O PAN quer reforçar o orçamento para a cultura em cerca de 235 milhões de euros, valor que seria proveniente da instituição de uma taxa intermédia de IVA para a hotelaria de 13%, refere o programa eleitoral do partido.

“Os planos nacionais das artes, do cinema e da leitura, genericamente o programa orçamental da cultura (excluindo a RTP) deverá ter uma duplicação da sua dotação orçamental logo no Orçamento de Estado de 2020”, refere o programa eleitoral do PAN, hoje apresentado no Porto.

Para financiar a cultura, o partido propõe “passar a taxa de IVA aplicável ao alojamento em estabelecimentos do tipo hoteleiro da taxa de 6% (taxa reduzida) para a taxa de 13% (taxa intermédia), consignando esta receita adicional ao reforço do investimento na cultura com vista a caminhar para uma maior relevância para a cultura e para um turismo sustentável”.

“É possível estimar o impacto desta medida, que colocará uma taxa única na hotelaria e restauração, em cerca de 235 milhões de euros, mesmo assumindo uma ligeira retração na procura, o que significa praticamente duplicar o orçamento da cultura (sem RTP)”, justifica o partido, assinalando que este “será um passo muito importante para se alcançar um objetivo de médio prazo de uma despesa de 1% do PIB na cultura”.

Ricardo Arieira (Viana) e Rafael Pinto (Braga) cabeças de lista do PAN

O programa eleitoral do PAN estende-se por 186 páginas e está dividido em 13 pontos: crise climática, justiça ecológica, transição económica; educação, ensino superior e investigação; cultura, artes e património; igualdade, inclusão, respostas sociais; proteção, saúde e bem-estar animal; preparar o futuro das novas gerações; prevenção da doença e prevenção da saúde; habitação digna e acessível; direitos laborais e mais tempo para viver; justiça, transparência e combate à corrupção; democracia, cidadania e organização do Estado; direitos digitais; Portugal e o mundo.

A primeira medida que o PAN propõe passa por “levar o Governo português a declarar o estado de emergência climática nacional”, mas o partido também pretende que seja aprovada a lei do clima, “incluindo a revisão das metas de descarbonização previstas no roteiro para a neutralidade carbónica estipuladas até, e para lá de 2050”.

Na próxima legislatura, o partido vai propor uma revisão dos “valores das coimas previstos no regime das contraordenações ambientais” e da moldura penal para o crime de violência doméstica, a par do agravamento da moldura penal para crimes de incêndio florestal, apesar de não especificar valores relativos a estas medidas.
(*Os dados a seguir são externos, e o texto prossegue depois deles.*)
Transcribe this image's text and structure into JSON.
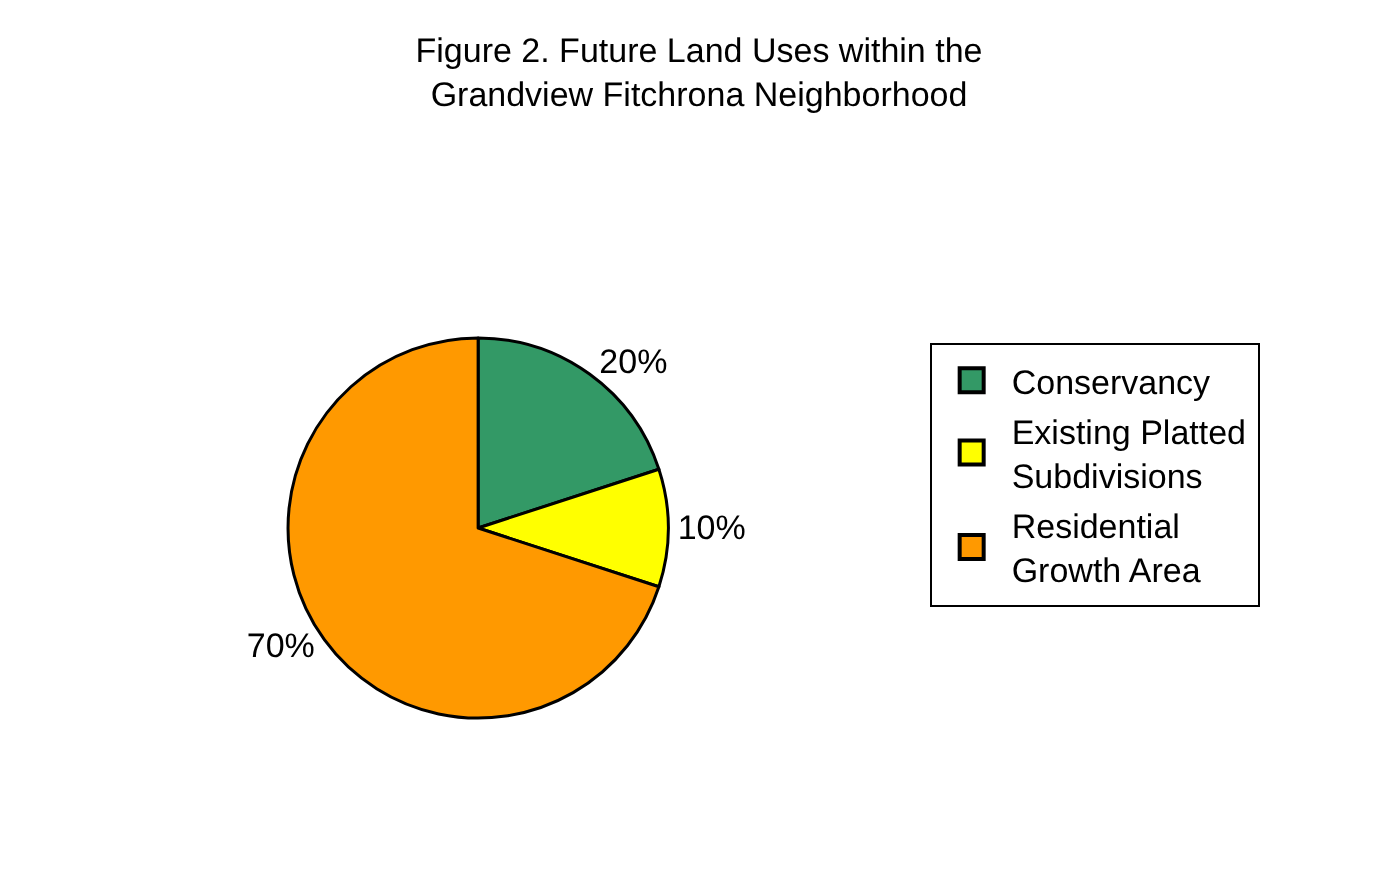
{
  "chart_data": {
    "type": "pie",
    "title": "Figure 2. Future Land Uses within the Grandview Fitchrona Neighborhood",
    "categories": [
      "Conservancy",
      "Existing Platted Subdivisions",
      "Residential Growth Area"
    ],
    "values": [
      20,
      10,
      70
    ],
    "value_labels": [
      "20%",
      "10%",
      "70%"
    ],
    "colors": [
      "#339966",
      "#ffff00",
      "#ff9900"
    ],
    "legend": "right"
  }
}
Como já tinha sido adiantado pelo porta-voz do PAN, André Silva, o partido também pretende a criação de um seguro público “afeto a um superfundo ambiental para efeitos de remediação ambiental e proteção salarial dos trabalhadores”.

Apontando a importância de “descarbonizar a produção de eletricidade a partir de carvão”, o PAN defende que os transportes são o setor onde esta medida é prioritária.
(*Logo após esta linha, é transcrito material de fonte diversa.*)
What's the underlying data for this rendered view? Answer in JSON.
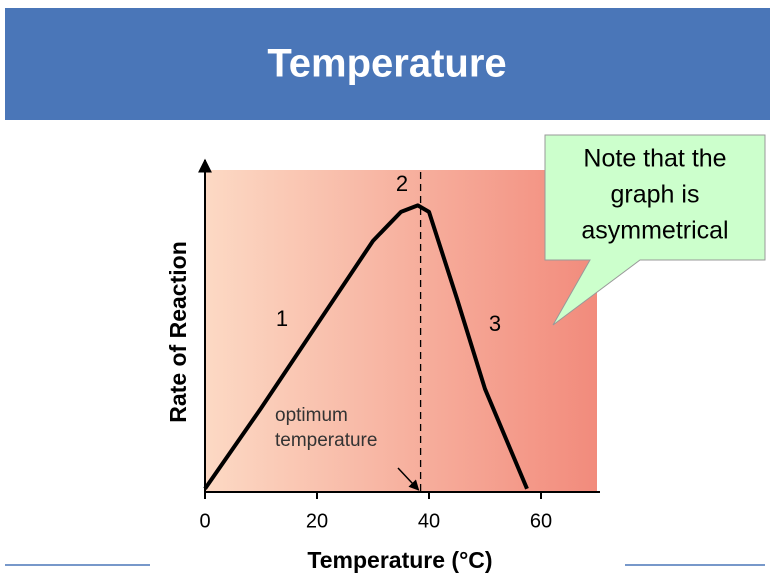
{
  "header": {
    "title": "Temperature"
  },
  "callout": [
    "Note that the",
    "graph is",
    "asymmetrical"
  ],
  "chart_data": {
    "type": "line",
    "x_label": "Temperature (°C)",
    "y_label": "Rate of Reaction",
    "x": [
      0,
      10,
      20,
      30,
      35,
      38,
      40,
      45,
      50,
      57.5
    ],
    "values": [
      1,
      26,
      52,
      78,
      87,
      89,
      87,
      60,
      32,
      1
    ],
    "color": "#000000",
    "xlim": [
      0,
      70
    ],
    "xticks": [
      0,
      20,
      40,
      60
    ],
    "ylim": [
      0,
      100
    ],
    "optimum_x": 38.5,
    "annotations": [
      "1",
      "2",
      "3",
      "optimum",
      "temperature"
    ]
  }
}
No que toca a energias fosseis, o mais recente partido a conseguir representação parlamentar quer impedir a exploração de petróleo na costa portuguesa e encerrar as centrais de carvão até 2023.

Nos transportes, o PAN pretende incentivar as deslocações em bicicleta, a criação do Plano Ferroviário 2035, para ligar todas as capitais de distrito, e o aumento dos postos de carregamento para carros elétricos em espaços públicos, bem como a suspensão da construção do novo aeroporto no Montijo “até que seja assegurada a elaboração da Avaliação Ambiental Estratégica”. Como alternativa, o partido sugere a utilização da pista de Beja.
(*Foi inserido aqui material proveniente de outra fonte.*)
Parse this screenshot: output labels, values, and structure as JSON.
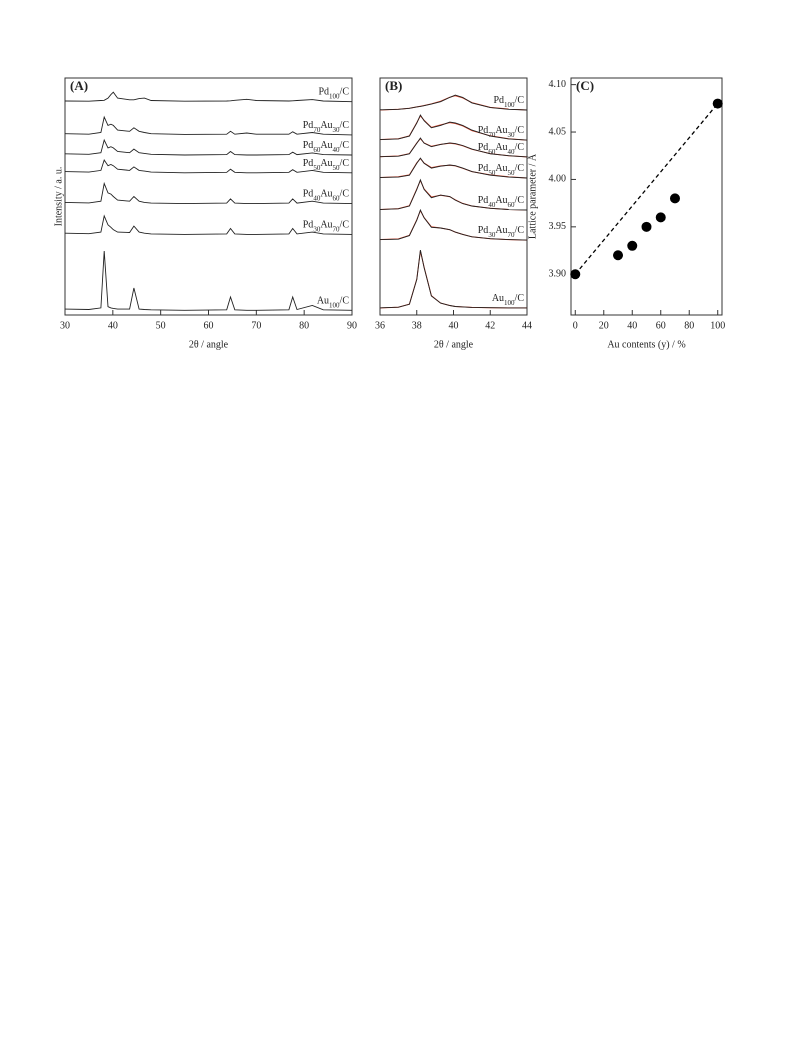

O PAN quer também limitar a louça descartável nos estabelecimentos de restauração, bem como a disponibilização de bebidas em embalagens de uso único.

Pontos de recolha de compostagem comunitários, a implementação de um sistema de tara recuperável para pilhas e para equipamentos eletrónicos ou um projeto piloto de devolução premiada de óleos alimentares são medidas que também constam do documento apresentado hoje num jardim da cidade do Porto.

Na educação, o partido que é representado no parlamento pelo deputado único André Silva quer que o estatuto de profissão de desgaste rápido seja atribuído aos professores, e quer a negociação “do prazo e do modo” de recuperação integral do tempo de serviço congelado.

Para os mais novos, o PAN propõe também educação pré-escolar gratuita para todas as crianças a partir dos três anos, uma maior interação dos alunos com a natureza, a redução dos trabalhos de casa, a revisão da organização dos mega-agrupamentos e um aumento da qualidade nutricional das refeições escolares.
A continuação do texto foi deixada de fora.